Use `estimateFrontierByRisk` in the `Portfolio` class to solve the optimization problem: $\mathrm{max}\text{\hspace{0.17em}}{\mu }_{\mathit{a}}^{\mathit{T}}\text{\hspace{0.17em}}{\mathit{w}}_{\mathit{a}}\text{\hspace{0.17em}},\text{\hspace{0.17em}}\mathit{s}.\mathit{t}.$ ${{\mathit{w}}_{\mathit{a}}^{\mathit{T}}\text{\hspace{0.17em}}\text{\hspace{0.17em}}\Sigma }_{\mathit{a}}\text{\hspace{0.17em}}{\mathit{w}}_{\mathit{a}}\le {\mathit{t}}_{\mathrm{risk}}$,$0\le {\mathit{w}}_{\mathit{a}}\le 1,{\text{\hspace{0.17em}}\mathit{e}}^{\mathit{T}}{\mathit{w}}_{\mathit{a}}=1$. The `Portfolio` class supports has a variety of built-in constraints that you can use to describe your portfolio problem and estimate the risk and returns on the efficient frontier. For more information, see Supported Constraints for Portfolio Optimization Using Portfolio Objects.

```covarAsset = factorLoading*covarFactor*factorLoading'+D; port = Portfolio("AssetMean", meanStockRetn, 'AssetCovar', covarAsset, 'LowerBound', 0, 'UpperBound', 1, ... 'Budget', 1); assetWgt2 = estimateFrontierByRisk(port, targetRisk); AssetName = stockReturns.Properties.VariableNames(assetWgt2>=percentage)'; Weight = assetWgt2(assetWgt2>=percentage); T2 = table(AssetName, Weight)```
```T2=7×2 table AssetName Weight ___________ ________ {'Asset9' } 0.080061 {'Asset32'} 0.22355 {'Asset47'} 0.11369 {'Asset57'} 0.088314 {'Asset61'} 0.068847 {'Asset75'} 0.063644 {'Asset94'} 0.22163 ```

### Portfolio Optimization Results

Tables `T1` and `T2` show an identical allocation for the asset allocations that are over 5%. Therefore, in this example, both approaches to portfolio optimization with a factor model obtain asset weights that are identical.

Visualize the performance of the optimized allocation over the testing period.

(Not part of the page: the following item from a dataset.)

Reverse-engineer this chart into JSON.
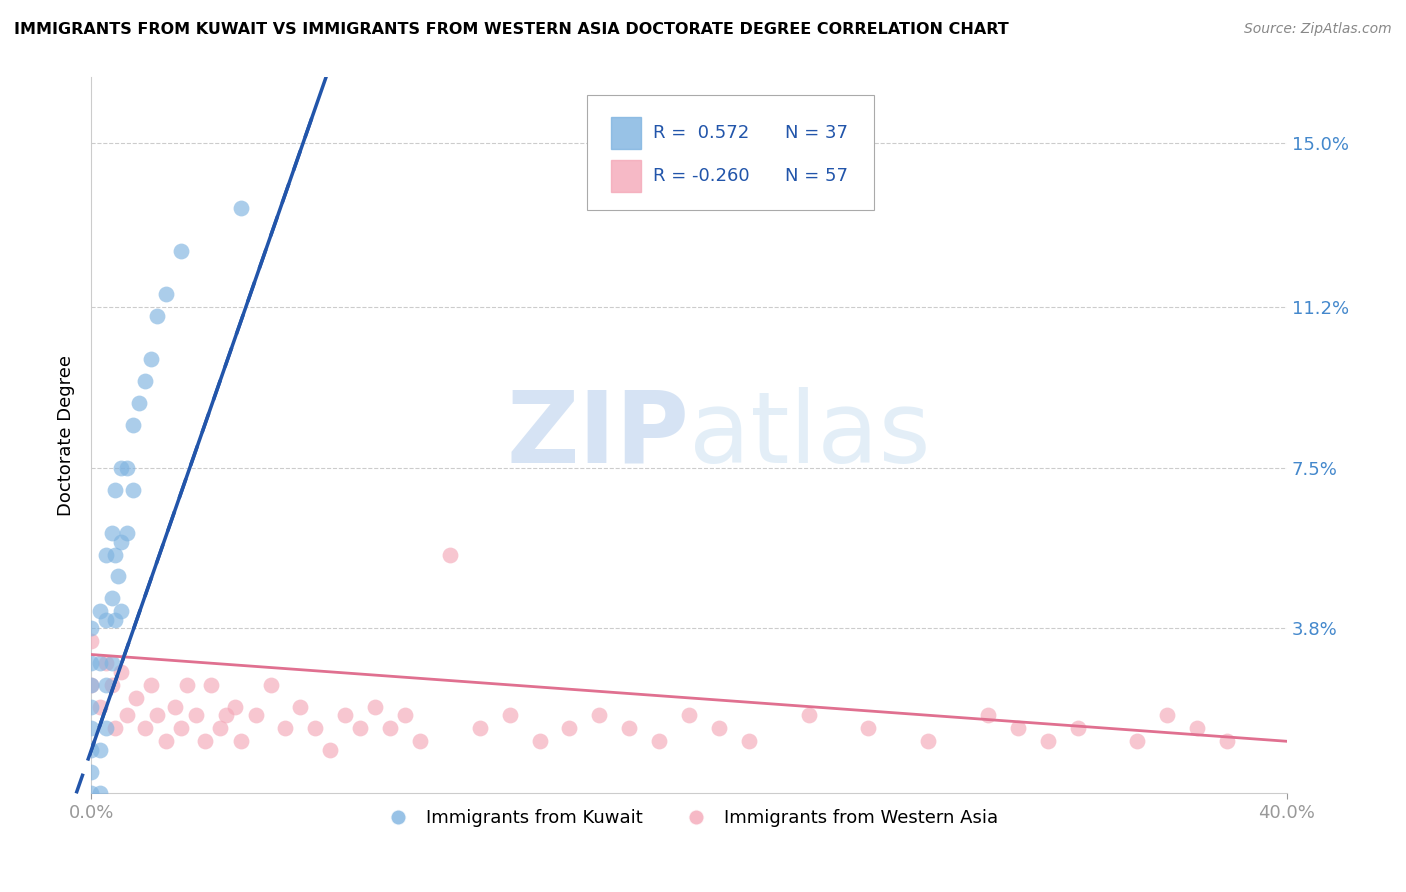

```retn = stockReturns{test, :}*assetWgt1; plot(ret2tick(retn, 'method', 'simple')*100); hold off; xlabel('Timestep'); ylabel('Value'); title('Portfolio Equity Curve');```

This example demonstrates how to derive statistical factors from asset returns using PCA and then use these factors to perform a factor-based portfolio optimization. This example also shows how to use these statistical factors with the `Portfolio` class. In practice, you can adapt this example to incorporate some measurable market factors, such as industrial factors or ETF returns from various sectors, to describe the randomness in the market [1]. You can define custom constraints on the weights of factors or assets with high flexibility using the problem-based definition framework from Optimization Toolbox™. Alternatively, you can work directly with the `Portfolio` class to run a portfolio optimization with various built-in constraints.

### Reference

1. Lòpez de Prado, M. Machine Learning for Asset Managers. Cambridge University Press, 2020.

2. Meucci, A. "Modeling the Market." Risk and Asset Allocation. Berlin:Springer, 2009.